Another positive for the business community: while the Virginia attorney general’s office would be responsible for enforcement, there is currently no private right of action that would otherwise create a minefield of potential court actions.  This is controversial, however, and could be subject to amendment before 2023.

In preparation, affected businesses will want to be sure to understand the consumer data they currently process and store to ensure that no more data is collected than necessary, and current security practices protecting that data should be reviewed and updated if necessary.  Businesses will also need to begin reviewing their agreements with data processing vendors.  To the extent an affected business does not have such agreements in place, it is a good idea to begin putting formal agreements in place.  Affected businesses will also want to consider how to manage consumers’ requests regarding their personal data, as well as how sensitive data consent will be collected. 

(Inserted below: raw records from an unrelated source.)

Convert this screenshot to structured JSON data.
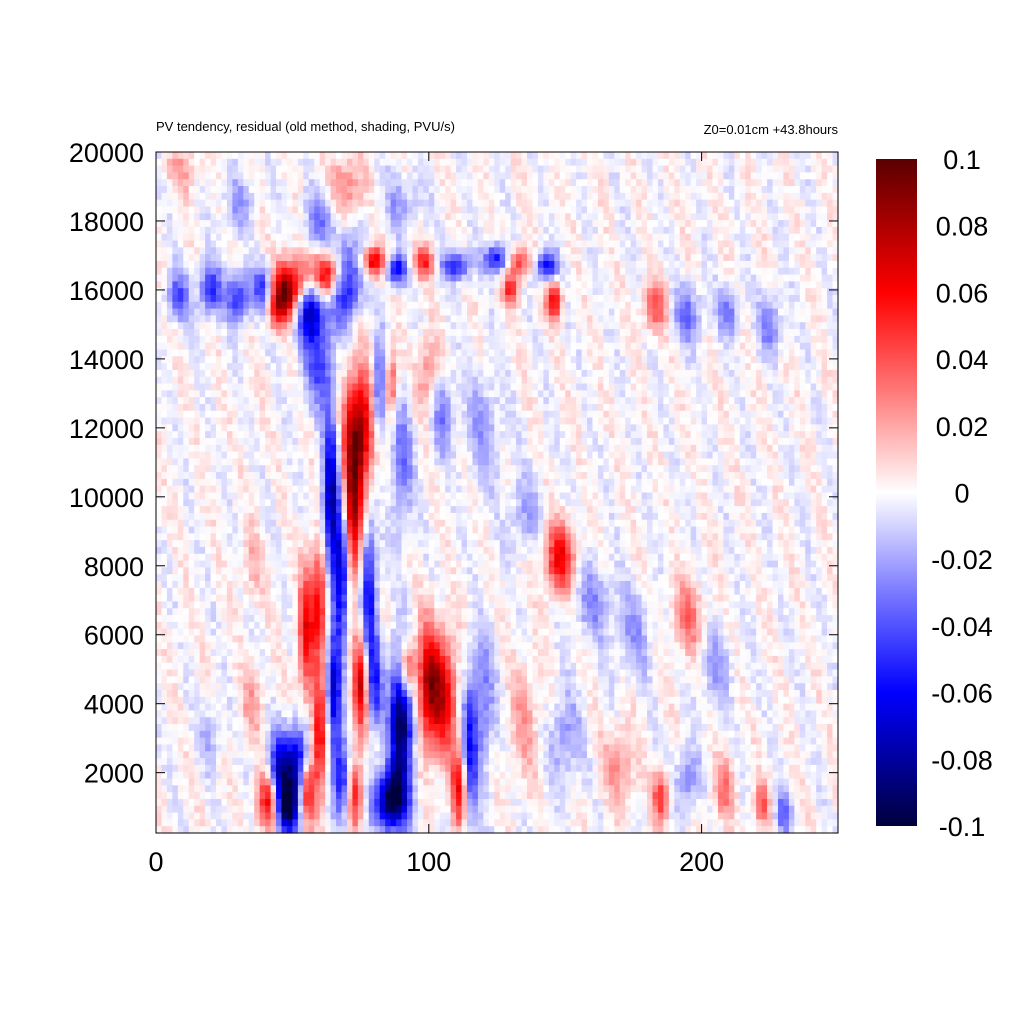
{
  "chart_data": {
    "type": "heatmap",
    "title": "PV tendency, residual (old method, shading, PVU/s)",
    "subtitle": "Z0=0.01cm   +43.8hours",
    "xlabel": "",
    "ylabel": "",
    "xlim": [
      0,
      250
    ],
    "ylim": [
      250,
      20000
    ],
    "x_ticks": [
      0,
      100,
      200
    ],
    "y_ticks": [
      2000,
      4000,
      6000,
      8000,
      10000,
      12000,
      14000,
      16000,
      18000,
      20000
    ],
    "grid": false,
    "colorbar": {
      "range": [
        -0.1,
        0.1
      ],
      "ticks": [
        0.1,
        0.08,
        0.06,
        0.04,
        0.02,
        0,
        -0.02,
        -0.04,
        -0.06,
        -0.08,
        -0.1
      ],
      "tick_labels": [
        "0.1",
        "0.08",
        "0.06",
        "0.04",
        "0.02",
        "0",
        "-0.02",
        "-0.04",
        "-0.06",
        "-0.08",
        "-0.1"
      ],
      "colormap": "blue-white-red",
      "stops": [
        {
          "value": -0.1,
          "color": "#00003c"
        },
        {
          "value": -0.06,
          "color": "#0000ff"
        },
        {
          "value": -0.03,
          "color": "#7a7aff"
        },
        {
          "value": 0,
          "color": "#ffffff"
        },
        {
          "value": 0.03,
          "color": "#ff7a7a"
        },
        {
          "value": 0.06,
          "color": "#ff0000"
        },
        {
          "value": 0.1,
          "color": "#5a0000"
        }
      ]
    },
    "grid_size": {
      "nx": 125,
      "ny": 100
    },
    "features": [
      {
        "x": 50,
        "y": 16000,
        "sx": 5,
        "sy": 600,
        "value": 0.1
      },
      {
        "x": 56,
        "y": 15600,
        "sx": 4,
        "sy": 700,
        "value": -0.1
      },
      {
        "x": 64,
        "y": 16400,
        "sx": 5,
        "sy": 500,
        "value": 0.1
      },
      {
        "x": 69,
        "y": 16300,
        "sx": 4,
        "sy": 700,
        "value": -0.1
      },
      {
        "x": 40,
        "y": 16000,
        "sx": 3,
        "sy": 500,
        "value": -0.06
      },
      {
        "x": 44,
        "y": 15600,
        "sx": 3,
        "sy": 500,
        "value": 0.05
      },
      {
        "x": 30,
        "y": 15800,
        "sx": 3,
        "sy": 500,
        "value": -0.05
      },
      {
        "x": 20,
        "y": 16000,
        "sx": 3,
        "sy": 500,
        "value": -0.05
      },
      {
        "x": 8,
        "y": 15800,
        "sx": 3,
        "sy": 500,
        "value": -0.04
      },
      {
        "x": 80,
        "y": 16800,
        "sx": 3,
        "sy": 300,
        "value": 0.07
      },
      {
        "x": 88,
        "y": 16600,
        "sx": 3,
        "sy": 300,
        "value": -0.06
      },
      {
        "x": 98,
        "y": 16800,
        "sx": 3,
        "sy": 300,
        "value": 0.05
      },
      {
        "x": 110,
        "y": 16700,
        "sx": 4,
        "sy": 300,
        "value": -0.05
      },
      {
        "x": 125,
        "y": 16900,
        "sx": 3,
        "sy": 300,
        "value": -0.06
      },
      {
        "x": 133,
        "y": 16800,
        "sx": 3,
        "sy": 300,
        "value": 0.05
      },
      {
        "x": 143,
        "y": 16700,
        "sx": 3,
        "sy": 300,
        "value": -0.06
      },
      {
        "x": 130,
        "y": 16000,
        "sx": 2,
        "sy": 300,
        "value": 0.05
      },
      {
        "x": 146,
        "y": 15700,
        "sx": 2,
        "sy": 400,
        "value": 0.06
      },
      {
        "x": 183,
        "y": 15500,
        "sx": 3,
        "sy": 500,
        "value": 0.04
      },
      {
        "x": 195,
        "y": 15300,
        "sx": 4,
        "sy": 600,
        "value": -0.03
      },
      {
        "x": 210,
        "y": 15400,
        "sx": 3,
        "sy": 500,
        "value": -0.03
      },
      {
        "x": 225,
        "y": 15000,
        "sx": 3,
        "sy": 600,
        "value": -0.03
      },
      {
        "x": 75,
        "y": 12000,
        "sx": 4,
        "sy": 1200,
        "value": 0.08
      },
      {
        "x": 72,
        "y": 9500,
        "sx": 2.5,
        "sy": 1500,
        "value": 0.08
      },
      {
        "x": 64,
        "y": 10000,
        "sx": 2,
        "sy": 1600,
        "value": -0.08
      },
      {
        "x": 68,
        "y": 7800,
        "sx": 2,
        "sy": 1400,
        "value": -0.08
      },
      {
        "x": 78,
        "y": 7200,
        "sx": 2,
        "sy": 1500,
        "value": -0.06
      },
      {
        "x": 60,
        "y": 7000,
        "sx": 2,
        "sy": 1200,
        "value": 0.06
      },
      {
        "x": 55,
        "y": 6000,
        "sx": 2,
        "sy": 1300,
        "value": 0.06
      },
      {
        "x": 82,
        "y": 13000,
        "sx": 2,
        "sy": 1000,
        "value": -0.06
      },
      {
        "x": 86,
        "y": 13200,
        "sx": 2,
        "sy": 700,
        "value": 0.05
      },
      {
        "x": 60,
        "y": 13800,
        "sx": 4,
        "sy": 900,
        "value": -0.04
      },
      {
        "x": 90,
        "y": 11000,
        "sx": 3,
        "sy": 1500,
        "value": -0.03
      },
      {
        "x": 100,
        "y": 13500,
        "sx": 3,
        "sy": 800,
        "value": 0.03
      },
      {
        "x": 105,
        "y": 12500,
        "sx": 3,
        "sy": 900,
        "value": -0.03
      },
      {
        "x": 120,
        "y": 12000,
        "sx": 5,
        "sy": 1200,
        "value": -0.02
      },
      {
        "x": 148,
        "y": 8200,
        "sx": 4,
        "sy": 700,
        "value": 0.06
      },
      {
        "x": 135,
        "y": 9500,
        "sx": 4,
        "sy": 800,
        "value": -0.02
      },
      {
        "x": 160,
        "y": 7000,
        "sx": 5,
        "sy": 800,
        "value": -0.025
      },
      {
        "x": 175,
        "y": 6000,
        "sx": 5,
        "sy": 900,
        "value": -0.02
      },
      {
        "x": 195,
        "y": 6500,
        "sx": 4,
        "sy": 800,
        "value": 0.03
      },
      {
        "x": 205,
        "y": 5000,
        "sx": 4,
        "sy": 800,
        "value": -0.02
      },
      {
        "x": 100,
        "y": 4500,
        "sx": 3,
        "sy": 1200,
        "value": 0.08
      },
      {
        "x": 106,
        "y": 4200,
        "sx": 3,
        "sy": 1200,
        "value": 0.06
      },
      {
        "x": 90,
        "y": 3500,
        "sx": 3,
        "sy": 1400,
        "value": -0.1
      },
      {
        "x": 86,
        "y": 1200,
        "sx": 4,
        "sy": 600,
        "value": -0.1
      },
      {
        "x": 92,
        "y": 5000,
        "sx": 2,
        "sy": 600,
        "value": 0.07
      },
      {
        "x": 80,
        "y": 4500,
        "sx": 2,
        "sy": 1000,
        "value": -0.05
      },
      {
        "x": 75,
        "y": 4500,
        "sx": 2,
        "sy": 1000,
        "value": 0.07
      },
      {
        "x": 65,
        "y": 4200,
        "sx": 2,
        "sy": 1200,
        "value": -0.07
      },
      {
        "x": 60,
        "y": 3000,
        "sx": 2,
        "sy": 1200,
        "value": 0.07
      },
      {
        "x": 52,
        "y": 2200,
        "sx": 3,
        "sy": 800,
        "value": -0.08
      },
      {
        "x": 45,
        "y": 1800,
        "sx": 3,
        "sy": 800,
        "value": -0.09
      },
      {
        "x": 42,
        "y": 1200,
        "sx": 3,
        "sy": 600,
        "value": 0.09
      },
      {
        "x": 48,
        "y": 900,
        "sx": 3,
        "sy": 500,
        "value": -0.08
      },
      {
        "x": 55,
        "y": 1500,
        "sx": 2,
        "sy": 700,
        "value": 0.07
      },
      {
        "x": 68,
        "y": 1800,
        "sx": 2,
        "sy": 800,
        "value": -0.06
      },
      {
        "x": 73,
        "y": 1400,
        "sx": 2,
        "sy": 700,
        "value": 0.05
      },
      {
        "x": 115,
        "y": 2500,
        "sx": 2,
        "sy": 1500,
        "value": -0.05
      },
      {
        "x": 111,
        "y": 1500,
        "sx": 2,
        "sy": 800,
        "value": 0.06
      },
      {
        "x": 120,
        "y": 4000,
        "sx": 3,
        "sy": 1500,
        "value": -0.03
      },
      {
        "x": 135,
        "y": 3500,
        "sx": 4,
        "sy": 1200,
        "value": 0.02
      },
      {
        "x": 150,
        "y": 3000,
        "sx": 4,
        "sy": 900,
        "value": -0.025
      },
      {
        "x": 170,
        "y": 2200,
        "sx": 4,
        "sy": 800,
        "value": 0.025
      },
      {
        "x": 185,
        "y": 1300,
        "sx": 2,
        "sy": 500,
        "value": 0.05
      },
      {
        "x": 195,
        "y": 1800,
        "sx": 3,
        "sy": 600,
        "value": -0.03
      },
      {
        "x": 208,
        "y": 1500,
        "sx": 3,
        "sy": 600,
        "value": 0.03
      },
      {
        "x": 222,
        "y": 1100,
        "sx": 2,
        "sy": 400,
        "value": 0.04
      },
      {
        "x": 230,
        "y": 800,
        "sx": 2,
        "sy": 400,
        "value": -0.04
      },
      {
        "x": 10,
        "y": 19500,
        "sx": 4,
        "sy": 500,
        "value": 0.02
      },
      {
        "x": 30,
        "y": 18500,
        "sx": 4,
        "sy": 600,
        "value": -0.02
      },
      {
        "x": 60,
        "y": 18000,
        "sx": 4,
        "sy": 600,
        "value": -0.03
      },
      {
        "x": 70,
        "y": 19000,
        "sx": 4,
        "sy": 600,
        "value": 0.03
      },
      {
        "x": 90,
        "y": 18500,
        "sx": 5,
        "sy": 600,
        "value": -0.02
      },
      {
        "x": 35,
        "y": 8000,
        "sx": 3,
        "sy": 800,
        "value": 0.015
      },
      {
        "x": 35,
        "y": 4000,
        "sx": 3,
        "sy": 700,
        "value": 0.02
      },
      {
        "x": 20,
        "y": 3000,
        "sx": 3,
        "sy": 700,
        "value": -0.015
      }
    ],
    "noise_amplitude": 0.01
  }
}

Fisher Phillips will continue to monitor the progress of the CDPA, which is awaiting reconciliation and then will be sent to Governor Northam for signature, likely sometime this month.  The Governor is expected to sign the bill, which had broad bipartisan support.

DISCLAIMER: Because of the generality of this update, the information provided herein may not be applicable in all situations and should not be acted upon without specific legal advice based on particular situations.